Minu walked along the dock, looking through the slits in the metal doors every few meters until she found what she wanted. Five skids of shrink-wrapped fresh produce and frozen food.
“Found it,” she called out. Once she saw Cherise and Aaron trotting towards her she examined the lock. Simple brass padlock. She grabbed it with her right hand, mentally overrode the safeties in her mind, and squeezed. The metal snapped with a 'ping' and she pulled the door open.

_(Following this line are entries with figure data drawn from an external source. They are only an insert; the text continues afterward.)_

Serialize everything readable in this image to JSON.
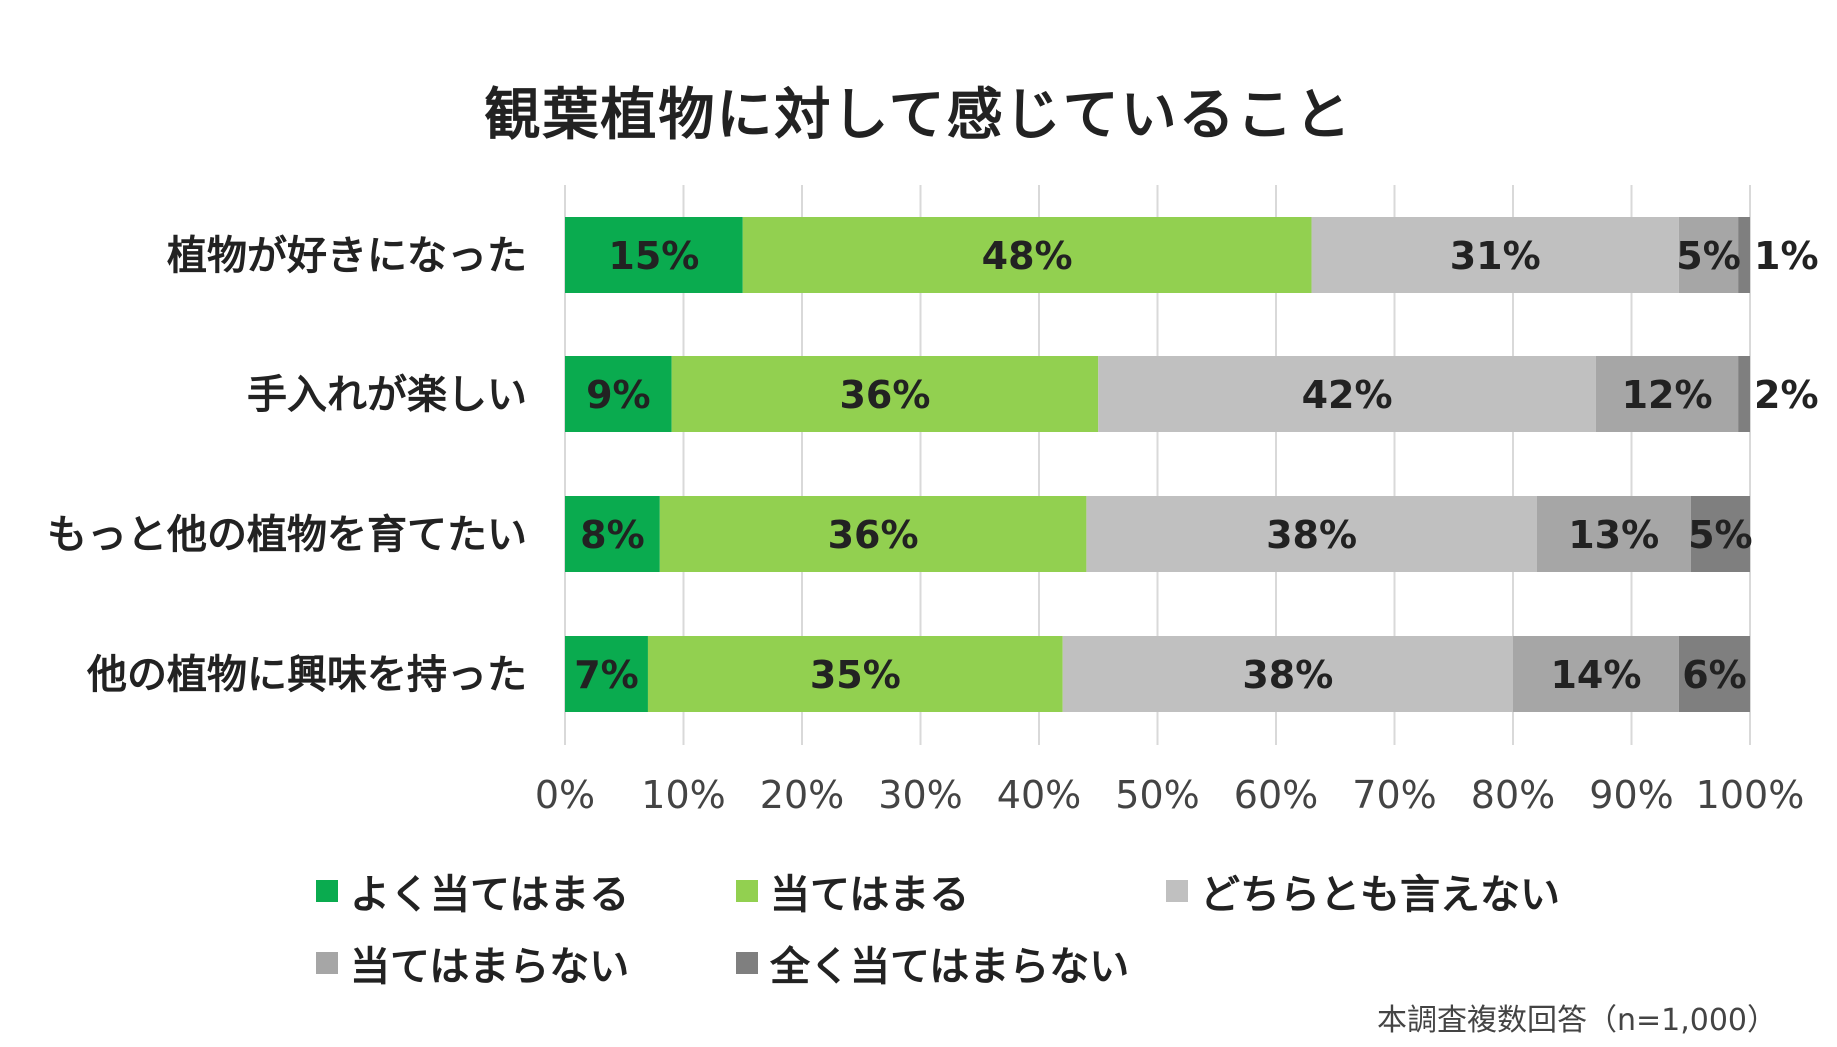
{
  "chart_data": {
    "type": "bar",
    "orientation": "horizontal",
    "stacked": true,
    "title": "観葉植物に対して感じていること",
    "categories": [
      "植物が好きになった",
      "手入れが楽しい",
      "もっと他の植物を育てたい",
      "他の植物に興味を持った"
    ],
    "series": [
      {
        "name": "よく当てはまる",
        "color": "#0aab4f",
        "values": [
          15,
          9,
          8,
          7
        ],
        "labels": [
          "15%",
          "9%",
          "8%",
          "7%"
        ]
      },
      {
        "name": "当てはまる",
        "color": "#92d050",
        "values": [
          48,
          36,
          36,
          35
        ],
        "labels": [
          "48%",
          "36%",
          "36%",
          "35%"
        ]
      },
      {
        "name": "どちらとも言えない",
        "color": "#c0c0c0",
        "values": [
          31,
          42,
          38,
          38
        ],
        "labels": [
          "31%",
          "42%",
          "38%",
          "38%"
        ]
      },
      {
        "name": "当てはまらない",
        "color": "#a6a6a6",
        "values": [
          5,
          12,
          13,
          14
        ],
        "labels": [
          "5%",
          "12%",
          "13%",
          "14%"
        ]
      },
      {
        "name": "全く当てはまらない",
        "color": "#7f7f7f",
        "values": [
          1,
          2,
          5,
          6
        ],
        "labels": [
          "1%",
          "2%",
          "5%",
          "6%"
        ]
      }
    ],
    "xlim": [
      0,
      100
    ],
    "xticks": [
      "0%",
      "10%",
      "20%",
      "30%",
      "40%",
      "50%",
      "60%",
      "70%",
      "80%",
      "90%",
      "100%"
    ],
    "grid": true,
    "legend_position": "bottom"
  },
  "footnote": "本調査複数回答（n=1,000）"
}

Loading took a little more time without the handy gravitic handling carts. Aaron appropriated a forklift and quickly staged all five skids by the gangway where Cherise broke the shrink wrap and they all went two work in a bucket brigade passing crates from one man to the next up into the ship. They had just started on the fifth and last skid when the first siren sounded in the near distance.
“I don't think they appreciate us using the self-serve option,” Cherise noted as she tossed a heavy case of frozen fish to Aaron who turned and quickly tossed it to Minu.
“They should appreciate traffic control better,” Minu retorted as she took a couple steps and stacked the crate on top of another identical one. “Let’s step it up before we get into a shootout over our own goods.”